Tram à Liège: la Ville ne baisse pas les bras

Tram à Liège: la Ville ne baisse pas les bras
Tram à Liège: la Ville ne baisse pas les bras - © Capture d'écran Youtube

Pour la 3ème fois, Eurostat, l'organe de contrôle budgétaire européen, recale le projet de tram à Liège. Le partenariat public/privé ne plaît pas aux autorités européennes.

Le bourgmestre de Liège, Willy Demeyer, se dit évidemment très déçu mais ne compte pas pour autant abandonner ce projet vital pour sa ville: "Ce tram doit permettre de rendre service à toutes celles et tous ceux qui empruntent pour l'instant les bus bondés qui sont sur nos boulevards et sur nos quais" explique-t-il. "Cela doit nous permettre aussi de rénover 50 hectares du territoire de la ville de Liège. La première chose que nous allons faire, c'est évidemment nous tourner avec confiance vers la Région wallonne, vers la SRWT, qui est notre partenaire dans le dossier depuis plusieurs années mais aussi vers le gouvernement et vers le Parlement wallon. D'autre part, je pense que nous devons aussi nous tourner vers l'Europe, non pas les fonctionnaires européens mais les représentants politiques européens et leur dire que la COP21 à laquelle l'Europe s'inscrit nécessite des solutions en matière de mobilité douce. Et le tram, c'est la solution par excellence".
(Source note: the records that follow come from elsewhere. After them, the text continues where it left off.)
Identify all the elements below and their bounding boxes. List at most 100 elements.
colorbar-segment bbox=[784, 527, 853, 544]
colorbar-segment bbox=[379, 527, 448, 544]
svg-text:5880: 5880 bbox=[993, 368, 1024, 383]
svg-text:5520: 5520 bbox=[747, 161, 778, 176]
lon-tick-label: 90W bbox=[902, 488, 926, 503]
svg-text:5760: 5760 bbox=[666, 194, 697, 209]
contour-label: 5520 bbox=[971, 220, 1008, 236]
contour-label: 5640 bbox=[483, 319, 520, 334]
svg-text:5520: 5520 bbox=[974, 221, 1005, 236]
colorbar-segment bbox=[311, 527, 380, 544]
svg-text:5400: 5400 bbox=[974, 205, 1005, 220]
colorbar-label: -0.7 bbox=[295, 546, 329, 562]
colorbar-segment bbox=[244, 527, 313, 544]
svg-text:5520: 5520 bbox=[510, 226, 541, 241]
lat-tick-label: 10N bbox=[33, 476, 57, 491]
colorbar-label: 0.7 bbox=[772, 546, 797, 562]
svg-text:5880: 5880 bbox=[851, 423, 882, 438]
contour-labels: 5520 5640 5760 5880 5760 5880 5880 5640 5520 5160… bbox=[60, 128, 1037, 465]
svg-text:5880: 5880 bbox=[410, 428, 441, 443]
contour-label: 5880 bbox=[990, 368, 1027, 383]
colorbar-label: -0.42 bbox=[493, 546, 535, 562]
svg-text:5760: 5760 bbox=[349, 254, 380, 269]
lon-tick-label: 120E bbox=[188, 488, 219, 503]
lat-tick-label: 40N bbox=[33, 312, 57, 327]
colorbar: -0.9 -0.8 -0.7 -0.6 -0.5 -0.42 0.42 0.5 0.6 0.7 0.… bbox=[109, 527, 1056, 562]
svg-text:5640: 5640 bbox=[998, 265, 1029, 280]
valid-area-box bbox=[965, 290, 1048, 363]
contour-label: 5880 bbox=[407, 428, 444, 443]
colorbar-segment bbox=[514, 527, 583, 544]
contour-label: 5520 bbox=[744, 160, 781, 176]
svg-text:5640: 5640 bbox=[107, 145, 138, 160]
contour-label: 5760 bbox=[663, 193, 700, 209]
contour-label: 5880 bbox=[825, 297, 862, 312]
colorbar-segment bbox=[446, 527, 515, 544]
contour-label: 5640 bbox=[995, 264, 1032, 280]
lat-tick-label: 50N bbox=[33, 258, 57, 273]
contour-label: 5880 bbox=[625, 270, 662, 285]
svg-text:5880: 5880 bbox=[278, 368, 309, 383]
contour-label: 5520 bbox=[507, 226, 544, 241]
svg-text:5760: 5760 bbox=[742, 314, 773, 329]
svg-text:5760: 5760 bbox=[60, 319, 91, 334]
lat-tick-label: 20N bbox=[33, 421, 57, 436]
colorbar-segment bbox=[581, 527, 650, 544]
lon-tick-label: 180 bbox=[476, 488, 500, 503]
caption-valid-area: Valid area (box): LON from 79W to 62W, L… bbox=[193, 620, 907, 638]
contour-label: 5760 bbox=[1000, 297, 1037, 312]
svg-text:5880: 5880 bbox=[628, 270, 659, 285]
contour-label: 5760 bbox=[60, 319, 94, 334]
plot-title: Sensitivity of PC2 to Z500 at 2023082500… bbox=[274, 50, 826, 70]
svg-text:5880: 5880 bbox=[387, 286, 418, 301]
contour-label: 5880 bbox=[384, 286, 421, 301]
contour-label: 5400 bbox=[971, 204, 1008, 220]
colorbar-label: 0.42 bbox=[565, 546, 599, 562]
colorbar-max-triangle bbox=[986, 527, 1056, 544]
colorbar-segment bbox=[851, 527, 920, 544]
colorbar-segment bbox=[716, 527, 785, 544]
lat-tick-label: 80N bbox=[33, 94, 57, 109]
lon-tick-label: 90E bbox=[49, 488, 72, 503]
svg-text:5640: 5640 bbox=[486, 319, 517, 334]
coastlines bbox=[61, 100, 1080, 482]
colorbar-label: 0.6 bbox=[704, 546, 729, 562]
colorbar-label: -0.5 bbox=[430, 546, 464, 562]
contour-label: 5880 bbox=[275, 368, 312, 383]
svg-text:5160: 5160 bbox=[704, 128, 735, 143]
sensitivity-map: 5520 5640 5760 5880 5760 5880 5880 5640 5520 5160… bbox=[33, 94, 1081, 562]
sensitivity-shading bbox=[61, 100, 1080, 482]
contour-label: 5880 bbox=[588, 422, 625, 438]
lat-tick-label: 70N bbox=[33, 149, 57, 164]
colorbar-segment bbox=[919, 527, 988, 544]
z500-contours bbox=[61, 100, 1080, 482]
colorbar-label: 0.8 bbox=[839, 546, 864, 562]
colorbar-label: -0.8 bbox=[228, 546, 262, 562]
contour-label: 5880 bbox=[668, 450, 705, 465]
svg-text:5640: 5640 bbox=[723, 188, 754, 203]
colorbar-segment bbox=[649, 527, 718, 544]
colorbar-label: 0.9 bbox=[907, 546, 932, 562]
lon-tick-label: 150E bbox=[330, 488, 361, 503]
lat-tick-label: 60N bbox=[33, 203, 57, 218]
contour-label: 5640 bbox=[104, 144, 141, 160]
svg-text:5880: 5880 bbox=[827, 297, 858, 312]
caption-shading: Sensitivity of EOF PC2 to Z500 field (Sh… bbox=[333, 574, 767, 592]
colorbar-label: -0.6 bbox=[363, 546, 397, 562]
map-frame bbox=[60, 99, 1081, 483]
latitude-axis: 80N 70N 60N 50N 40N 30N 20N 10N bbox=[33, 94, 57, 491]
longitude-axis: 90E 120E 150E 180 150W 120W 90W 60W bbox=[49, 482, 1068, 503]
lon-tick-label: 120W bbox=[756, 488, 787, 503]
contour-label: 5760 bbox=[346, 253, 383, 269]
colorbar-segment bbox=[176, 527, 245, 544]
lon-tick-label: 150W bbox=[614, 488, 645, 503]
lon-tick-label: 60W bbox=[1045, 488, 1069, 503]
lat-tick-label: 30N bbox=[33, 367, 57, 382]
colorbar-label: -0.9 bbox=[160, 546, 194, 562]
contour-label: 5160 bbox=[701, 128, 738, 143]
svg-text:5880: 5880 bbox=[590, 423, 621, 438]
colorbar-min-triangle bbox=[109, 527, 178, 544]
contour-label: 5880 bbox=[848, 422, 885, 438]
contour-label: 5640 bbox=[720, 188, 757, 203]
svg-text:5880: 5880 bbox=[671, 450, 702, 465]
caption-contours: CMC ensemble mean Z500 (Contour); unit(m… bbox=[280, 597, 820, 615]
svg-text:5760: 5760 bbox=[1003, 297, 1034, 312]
Le projet de tram n'est pas enterré, selon la SRWT

On l'a dit, le partenariat public/privé ne passe pas auprès d'Eurostat, dont l'avis doit à présent transiter par un organe fédéral, l'Institut des comptes nationaux, lequel doit informer le gouvernement wallon ainsi que la SRWT.

De plus, cet avis doit être motivé, argumenté. Ce qui n'est pas le cas actuellement. Pour Stephane Thiery, le porte-parole de la Société Régionale Wallonne des Transports, le projet de tram n'est pas enterré: "Il peut y avoir un dialogue contradictoire entre l'Institut des comptes nationaux et Eurostat, sur l'avis qu'il a rendu. Il peut y avoir aussi une décision du gouvernement wallon et on est à ce stade-là aussi, c'est au gouvernement wallon, sur base de l'avis formel qui sera rendu, avec l'explication de la position d'Eurostat, que le gouvernement wallon va pouvoir prendre position. Toute la SRWT qui porte ce dossier depuis plusieurs années se met évidemment à disposition du gouvernement wallon pour l'accompagner dans la décision qu'il prendra face à cet avis d'Eurostat".

"Il faut tenir bon" insiste l'échevin de la mobilité, Michel Firket

Y aura-t-il donc un jour un tram à Liège? Nous avons posé la question à l'échevin de la mobilité, Michel Firket: "Je ne peux pas imaginer qu'il en soit autrement" répond l'échevin. "Il y a eu trop de dépenses d'énergie, de créativité, trop d'études, trop d'argent déjà engagé, on parle de 50 millions".

Selon Michel Firket, "il faut tenir bon, il faut maintenir le cap". Pour lui, l'avis d'Eurostat, le troisième avis, n'est qu'un avis: "Il ne faut pas perdre de vue que nous sommes soutenus dans notre démarche par l'Institut fédéral des comptes nationaux qui, depuis le début, trouve que le dossier est parfaitement sur les rails (c'est le cas de le dire) et qui est donc notre meilleur défenseur pour que, auprès du gouvernement wallon, auprès de l'état fédéral, et aussi, le cas échéant, auprès de la commission européenne, ce dossier soit approuvé".

Toujours selon l'échevin, on pourrait ne pas tenir compte de l'avis d'Eurostat: "Il s'agit d'un avis, et on peut, comme d'ailleurs le gouvernement flamand l'a fait pour le ring d'Anvers, pour le prolongement des lignes de tram à Anvers aussi, on peut passer la commande et appliquer les perspectives budgétaires que le dossier prévoit".

"Sans tram, nous sommes condamnés à l'immobilité"

La Ville de Liège a lancé une pétition via internet. Une mesure bien utile pour l'échevin, même si ce n'est pas cela, selon lui, qui va effrayer Eurostat: "Effrayer non, mais je crois qu'il est temps, on n'en a jamais manqué du soutien des Liégeois, mais il est temps de le manifester, de le faire valoir. Et je crois que toutes les forces politiques, académiques, économiques et sociales liégeoises doivent se rendre compte que c'est LE dossier du dernier quart de siècle, c'est le plus important. Sans tram, nous sommes condamnés à l'immobilité, sans le tram c'est le développement urbain de Liège dont tout le monde sent maintenant la réalité et la force, c'est ce développement qui est remis en cause. Une ville qui est congestionnée par la voiture, c'est une ville qui n'a pas d'avenir".